Wer eine Immobilie in Hamburg verkaufen möchte, stellt sich schnell die Frage: Wie lässt sich eine Immobilie richtig fotografieren – und wo fängt man überhaupt an? Als Immobilienmakler bei VANDERBERG erlebe ich immer wieder, dass die Qualität der Immobilienfotos dramatisch unterschätzt wird. Dabei entscheidet genau das – wo Sie den Fokus setzen, ob auf Licht, Raumwirkung oder Details – über Verkaufstempo und Preis. Gute Bilder verkaufen nicht nur schneller, sie verkaufen auch teurer. In diesem Artikel zeige ich Ihnen, warum professionelle Fotografie den Verkaufspreis Ihrer Immobilie direkt beeinflusst und wie Sie das Maximum aus Ihrem Exposé herausholen.

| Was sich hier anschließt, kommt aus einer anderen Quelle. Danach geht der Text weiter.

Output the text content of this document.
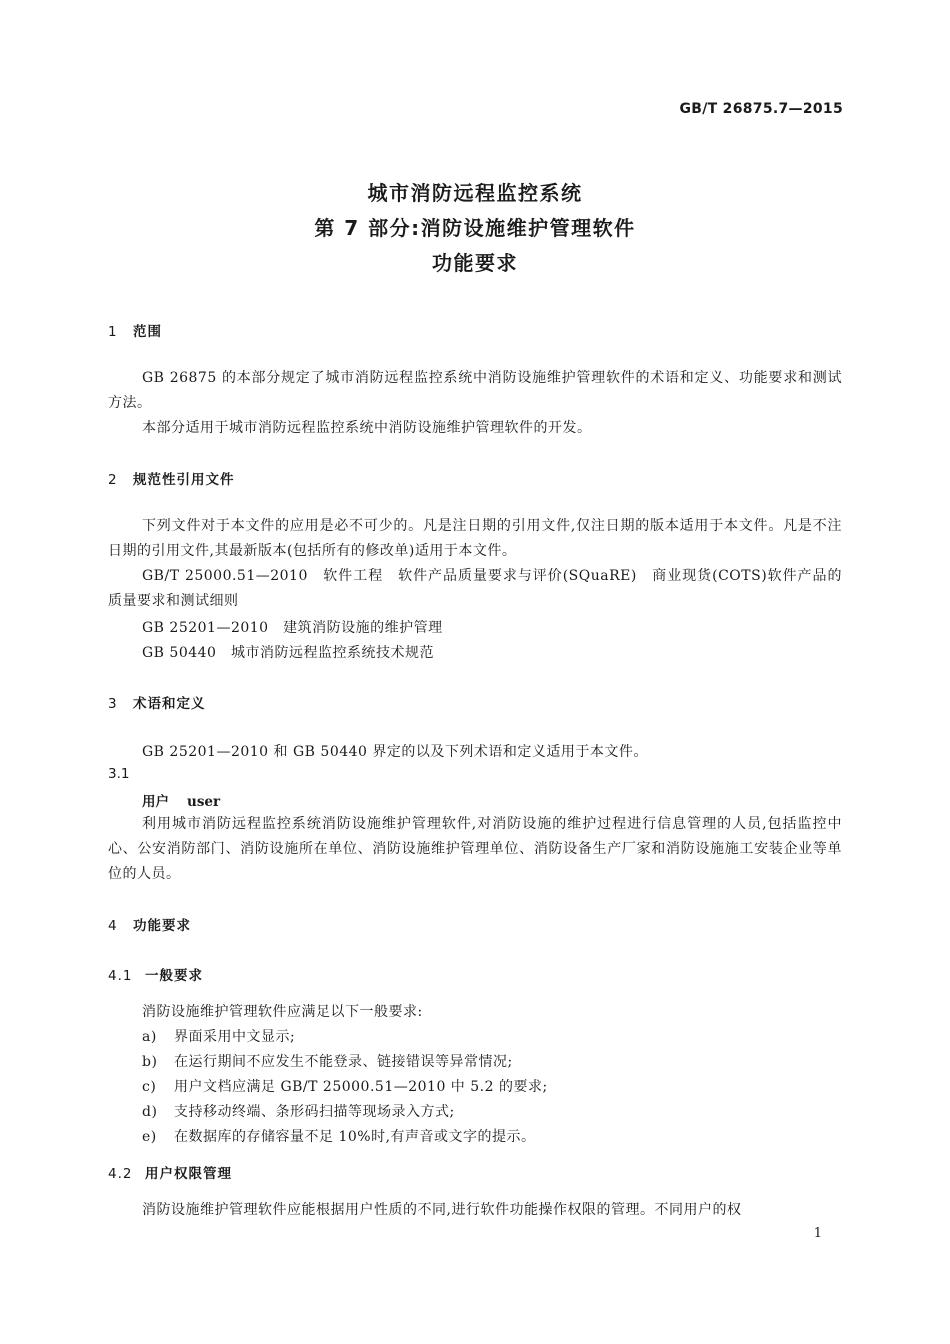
GB/T 26875.7—2015
城市消防远程监控系统
第 7 部分:消防设施维护管理软件
功能要求
1 范围
GB 26875 的本部分规定了城市消防远程监控系统中消防设施维护管理软件的术语和定义、功能要求和测试方法。
本部分适用于城市消防远程监控系统中消防设施维护管理软件的开发。
2 规范性引用文件
下列文件对于本文件的应用是必不可少的。凡是注日期的引用文件,仅注日期的版本适用于本文件。凡是不注日期的引用文件,其最新版本(包括所有的修改单)适用于本文件。
GB/T 25000.51—2010　软件工程　软件产品质量要求与评价(SQuaRE)　商业现货(COTS)软件产品的质量要求和测试细则
GB 25201—2010　建筑消防设施的维护管理
GB 50440　城市消防远程监控系统技术规范
3 术语和定义
GB 25201—2010 和 GB 50440 界定的以及下列术语和定义适用于本文件。
3.1
用户 user
利用城市消防远程监控系统消防设施维护管理软件,对消防设施的维护过程进行信息管理的人员,包括监控中心、公安消防部门、消防设施所在单位、消防设施维护管理单位、消防设备生产厂家和消防设施施工安装企业等单位的人员。
4 功能要求
4.1 一般要求
消防设施维护管理软件应满足以下一般要求:
a) 界面采用中文显示;
b) 在运行期间不应发生不能登录、链接错误等异常情况;
c) 用户文档应满足 GB/T 25000.51—2010 中 5.2 的要求;
d) 支持移动终端、条形码扫描等现场录入方式;
e) 在数据库的存储容量不足 10%时,有声音或文字的提示。
4.2 用户权限管理
消防设施维护管理软件应能根据用户性质的不同,进行软件功能操作权限的管理。不同用户的权
1
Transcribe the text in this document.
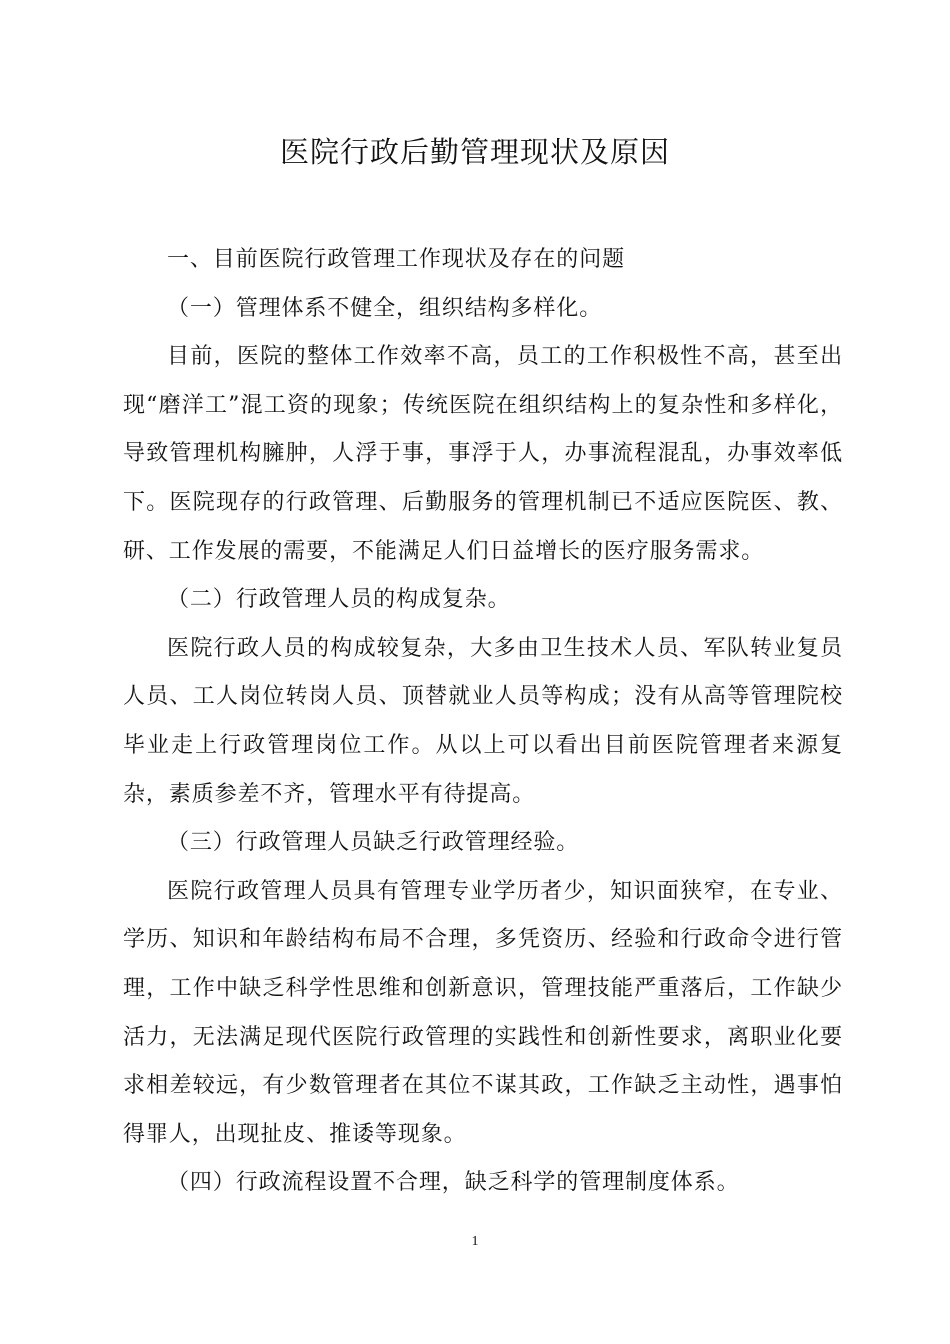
医院行政后勤管理现状及原因

一、目前医院行政管理工作现状及存在的问题

（一）管理体系不健全，组织结构多样化。

目前，医院的整体工作效率不高，员工的工作积极性不高，甚至出现“磨洋工”混工资的现象；传统医院在组织结构上的复杂性和多样化，导致管理机构臃肿，人浮于事，事浮于人，办事流程混乱，办事效率低下。医院现存的行政管理、后勤服务的管理机制已不适应医院医、教、研、工作发展的需要，不能满足人们日益增长的医疗服务需求。

（二）行政管理人员的构成复杂。

医院行政人员的构成较复杂，大多由卫生技术人员、军队转业复员人员、工人岗位转岗人员、顶替就业人员等构成；没有从高等管理院校毕业走上行政管理岗位工作。从以上可以看出目前医院管理者来源复杂，素质参差不齐，管理水平有待提高。

（三）行政管理人员缺乏行政管理经验。

医院行政管理人员具有管理专业学历者少，知识面狭窄，在专业、学历、知识和年龄结构布局不合理，多凭资历、经验和行政命令进行管理，工作中缺乏科学性思维和创新意识，管理技能严重落后，工作缺少活力，无法满足现代医院行政管理的实践性和创新性要求，离职业化要求相差较远，有少数管理者在其位不谋其政，工作缺乏主动性，遇事怕得罪人，出现扯皮、推诿等现象。

（四）行政流程设置不合理，缺乏科学的管理制度体系。

1
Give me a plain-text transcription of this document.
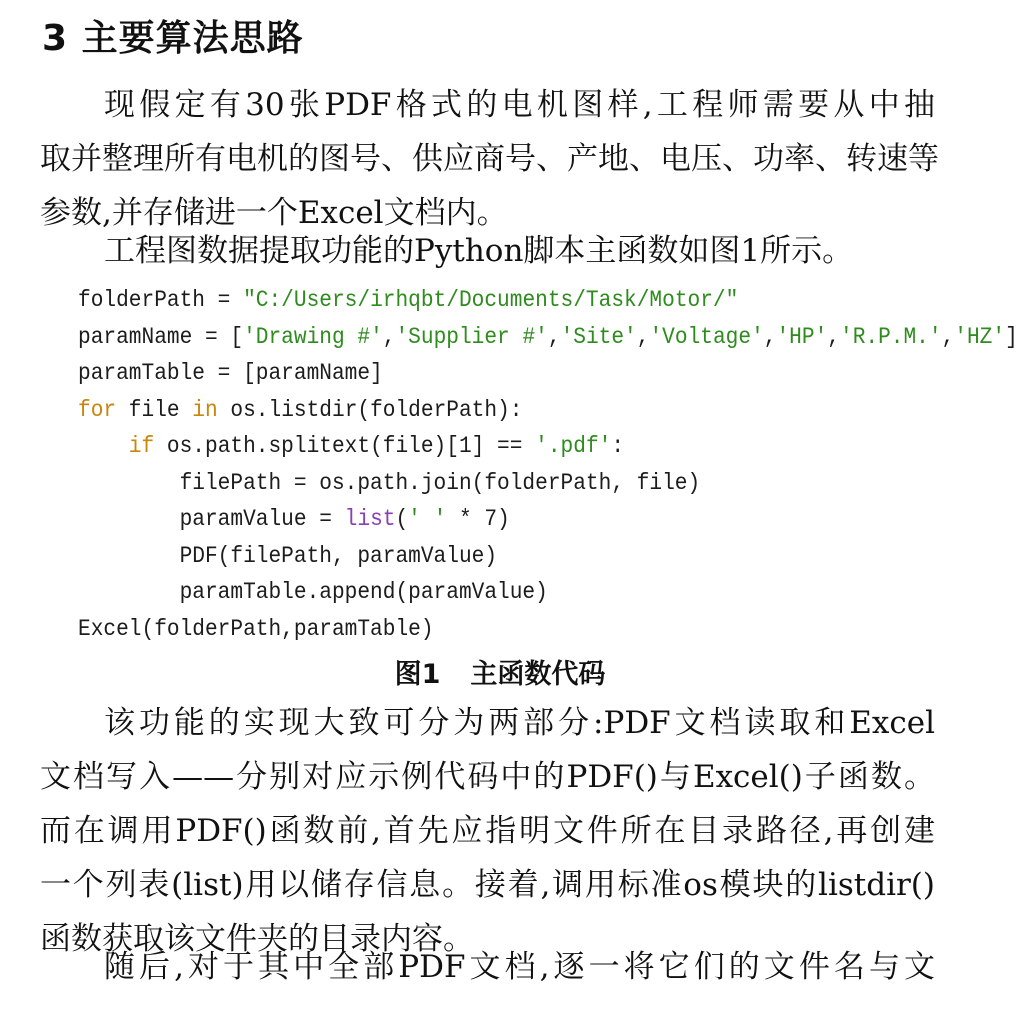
3 主要算法思路
现假定有30张PDF格式的电机图样,工程师需要从中抽
取并整理所有电机的图号、供应商号、产地、电压、功率、转速等
参数,并存储进一个Excel文档内。
工程图数据提取功能的Python脚本主函数如图1所示。
folderPath = "C:/Users/irhqbt/Documents/Task/Motor/"
paramName = ['Drawing #','Supplier #','Site','Voltage','HP','R.P.M.','HZ']
paramTable = [paramName]
for file in os.listdir(folderPath):
if os.path.splitext(file)[1] == '.pdf':
filePath = os.path.join(folderPath, file)
paramValue = list(' ' * 7)
PDF(filePath, paramValue)
paramTable.append(paramValue)
Excel(folderPath,paramTable)

图1 主函数代码

该功能的实现大致可分为两部分:PDF文档读取和Excel
文档写入——分别对应示例代码中的PDF()与Excel()子函数。
而在调用PDF()函数前,首先应指明文件所在目录路径,再创建
一个列表(list)用以储存信息。接着,调用标准os模块的listdir()
函数获取该文件夹的目录内容。
随后,对于其中全部PDF文档,逐一将它们的文件名与文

Warum Immobilienfotos den Preis beeinflussen
Stellen Sie sich vor, Sie suchen eine Eigentumswohnung in Eppendorf oder ein Haus in Blankenese. Sie öffnen ein Immobilienportal und sehen zwei vergleichbare Objekte. Das eine präsentiert sich mit hellen, professionellen Aufnahmen, die den Charakter der Räume einfangen. Das andere zeigt verwackelte Handyfotos mit schlechter Beleuchtung. Welches Objekt klicken Sie an? Und vor allem: Welchem Objekt trauen Sie den höheren Wert zu?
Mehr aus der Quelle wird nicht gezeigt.